徐倩沒有說話,只是提起那些過去,她自己也會像喬奕澤那樣,偶爾有時候,還會因為父親的病重從夢境裡驚醒,哭的很難受。
為什麼要帶上喬輕,去過那樣的苦日子,連他自己都不願意想起來的日子,為什麼要讓自己最喜歡的女孩子去受苦。
從重慶市到城海市的那張火車票,站著一路走過去,來的時候有多美好,回去的時候就有多悲慼,那種被現實碾在塵埃裡的悲哀,在這個社會上,你說,你要多努力,才能把自己喜歡的女孩子捧在手掌心裡?
沒有經歷過的人怎麼會懂?
一個月兩千多的工資,晚上再去酒吧當待應生,他就算拼了命的往上爬,除去生活費,其實所剩無幾,甚至一百年以後才有付得起首付的錢,你說,我怎麼捨得我捧在手掌心上的女孩子,過上和徐倩那樣的生活?
連衛生棉也要用最差那一種,病重都只敢吃藥,害怕去醫院掛水;甚至,還要去菜市場固定蹲點,把菜葉子撿回來,做一頓美味佳餚;連父親病重,也要丟到自己最寶貴的貞潔去換一個救命的錢。
只因為他知道,自己現在的所有一切,無法把自己心愛的女孩子捧在手心上;因為只他知道,貧窮這個怪物有多可怕,有段時間幾乎要壓垮他的身體。
只因為他知道一個女孩子,被生活折磨的時候是有多可憐,有多脆弱的,才會害怕,當他把她帶來自己身邊,所經歷的,也許並不比徐倩好多少。
喬奕澤說道這裡,抬手捏著眉心,嘲諷一般的說道:
“徐倩,你沒有愛上一個只想要捧在手掌心的人,所以你不懂。”
我愛的女孩子是個小公主,是朵柔軟的棉花糖,是這個世界上我最不願意她哭泣受苦的女孩子,我為什麼要讓她來社會的底層,看到我如此卑微的活著?
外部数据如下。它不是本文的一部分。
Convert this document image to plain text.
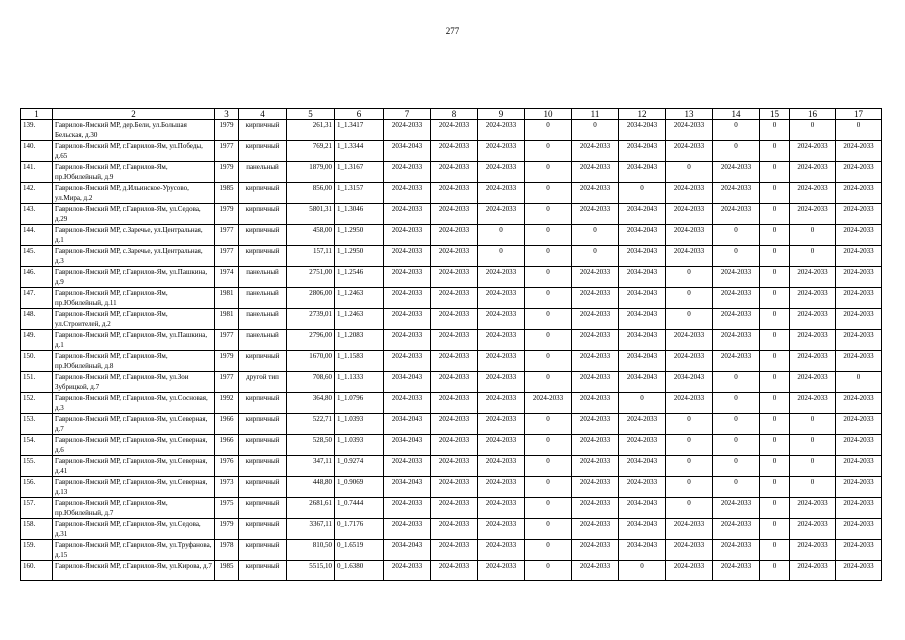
277
1	2	3	4	5	6	7	8	9	10	11	12	13	14	15	16	17
139.	Гаврилов-Ямский МР, дер.Бели, ул.Большая Бельская, д.30	1979	кирпичный	261,31	1_1.3417	2024-2033	2024-2033	2024-2033	0	0	2034-2043	2024-2033	0	0	0	0
140.	Гаврилов-Ямский МР, г.Гаврилов-Ям, ул.Победы, д.65	1977	кирпичный	769,21	1_1.3344	2034-2043	2024-2033	2024-2033	0	2024-2033	2034-2043	2024-2033	0	0	2024-2033	2024-2033
141.	Гаврилов-Ямский МР, г.Гаврилов-Ям, пр.Юбилейный, д.9	1979	панельный	1879,00	1_1.3167	2024-2033	2024-2033	2024-2033	0	2024-2033	2034-2043	0	2024-2033	0	2024-2033	2024-2033
142.	Гаврилов-Ямский МР, д.Ильинское-Урусово, ул.Мира, д.2	1985	кирпичный	856,00	1_1.3157	2024-2033	2024-2033	2024-2033	0	2024-2033	0	2024-2033	2024-2033	0	2024-2033	2024-2033
143.	Гаврилов-Ямский МР, г.Гаврилов-Ям, ул.Седова, д.29	1979	кирпичный	5801,31	1_1.3046	2024-2033	2024-2033	2024-2033	0	2024-2033	2034-2043	2024-2033	2024-2033	0	2024-2033	2024-2033
144.	Гаврилов-Ямский МР, с.Заречье, ул.Центральная, д.1	1977	кирпичный	458,00	1_1.2950	2024-2033	2024-2033	0	0	0	2034-2043	2024-2033	0	0	0	2024-2033
145.	Гаврилов-Ямский МР, с.Заречье, ул.Центральная, д.3	1977	кирпичный	157,11	1_1.2950	2024-2033	2024-2033	0	0	0	2034-2043	2024-2033	0	0	0	2024-2033
146.	Гаврилов-Ямский МР, г.Гаврилов-Ям, ул.Пашкина, д.9	1974	панельный	2751,00	1_1.2546	2024-2033	2024-2033	2024-2033	0	2024-2033	2034-2043	0	2024-2033	0	2024-2033	2024-2033
147.	Гаврилов-Ямский МР, г.Гаврилов-Ям, пр.Юбилейный, д.11	1981	панельный	2806,00	1_1.2463	2024-2033	2024-2033	2024-2033	0	2024-2033	2034-2043	0	2024-2033	0	2024-2033	2024-2033
148.	Гаврилов-Ямский МР, г.Гаврилов-Ям, ул.Строителей, д.2	1981	панельный	2739,01	1_1.2463	2024-2033	2024-2033	2024-2033	0	2024-2033	2034-2043	0	2024-2033	0	2024-2033	2024-2033
149.	Гаврилов-Ямский МР, г.Гаврилов-Ям, ул.Пашкина, д.1	1977	панельный	2796,00	1_1.2083	2024-2033	2024-2033	2024-2033	0	2024-2033	2034-2043	2024-2033	2024-2033	0	2024-2033	2024-2033
150.	Гаврилов-Ямский МР, г.Гаврилов-Ям, пр.Юбилейный, д.8	1979	кирпичный	1670,00	1_1.1583	2024-2033	2024-2033	2024-2033	0	2024-2033	2034-2043	2024-2033	2024-2033	0	2024-2033	2024-2033
151.	Гаврилов-Ямский МР, г.Гаврилов-Ям, ул.Зои Зубрицкой, д.7	1977	другой тип	708,60	1_1.1333	2034-2043	2024-2033	2024-2033	0	2024-2033	2034-2043	2034-2043	0	0	2024-2033	0
152.	Гаврилов-Ямский МР, г.Гаврилов-Ям, ул.Сосновая, д.3	1992	кирпичный	364,80	1_1.0796	2024-2033	2024-2033	2024-2033	2024-2033	2024-2033	0	2024-2033	0	0	2024-2033	2024-2033
153.	Гаврилов-Ямский МР, г.Гаврилов-Ям, ул.Северная, д.7	1966	кирпичный	522,71	1_1.0393	2034-2043	2024-2033	2024-2033	0	2024-2033	2024-2033	0	0	0	0	2024-2033
154.	Гаврилов-Ямский МР, г.Гаврилов-Ям, ул.Северная, д.6	1966	кирпичный	528,50	1_1.0393	2034-2043	2024-2033	2024-2033	0	2024-2033	2024-2033	0	0	0	0	2024-2033
155.	Гаврилов-Ямский МР, г.Гаврилов-Ям, ул.Северная, д.41	1976	кирпичный	347,11	1_0.9274	2024-2033	2024-2033	2024-2033	0	2024-2033	2034-2043	0	0	0	0	2024-2033
156.	Гаврилов-Ямский МР, г.Гаврилов-Ям, ул.Северная, д.13	1973	кирпичный	448,80	1_0.9069	2034-2043	2024-2033	2024-2033	0	2024-2033	2024-2033	0	0	0	0	2024-2033
157.	Гаврилов-Ямский МР, г.Гаврилов-Ям, пр.Юбилейный, д.7	1975	кирпичный	2681,61	1_0.7444	2024-2033	2024-2033	2024-2033	0	2024-2033	2034-2043	0	2024-2033	0	2024-2033	2024-2033
158.	Гаврилов-Ямский МР, г.Гаврилов-Ям, ул.Седова, д.31	1979	кирпичный	3367,11	0_1.7176	2024-2033	2024-2033	2024-2033	0	2024-2033	2034-2043	2024-2033	2024-2033	0	2024-2033	2024-2033
159.	Гаврилов-Ямский МР, г.Гаврилов-Ям, ул.Труфанова, д.15	1978	кирпичный	810,50	0_1.6519	2034-2043	2024-2033	2024-2033	0	2024-2033	2034-2043	2024-2033	2024-2033	0	2024-2033	2024-2033
160.	Гаврилов-Ямский МР, г.Гаврилов-Ям, ул.Кирова, д.7	1985	кирпичный	5515,10	0_1.6380	2024-2033	2024-2033	2024-2033	0	2024-2033	0	2024-2033	2024-2033	0	2024-2033	2024-2033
看到我宛若螻蟻,為了明天去什麼地方打零工而發愁;看到我為了一個女孩子的貞潔,在男人的臉上揍上幾拳,最終換來對方的一句嘲諷“你缺錢,這是命,你知不知道?”
我這些年,只知道要拼命的往前爬,拼命的想要離你更近一步,可笑的是,我從來不知道,原來我站的越高,離你越遠。
第69章
喬輕一直都在, 她一直在那扇小小的屏風後面, 作為過去這些事情的旁聽者, 安靜的聽著他說話:
“徐倩, 你沒有愛上一個只想捧在手心裡的人,所以你不懂。”
他有些醉了,自嘲的笑著,把那隻組裝好的鋼筆放到手心裡:
“我很清楚,這些年自己是怎麼過來的,你是怎麼過來的……”那種想起來就不會再想要經歷的人生, 被貧窮束縛的可怕感覺, “我不想我喜歡的人,過上這樣的生活。”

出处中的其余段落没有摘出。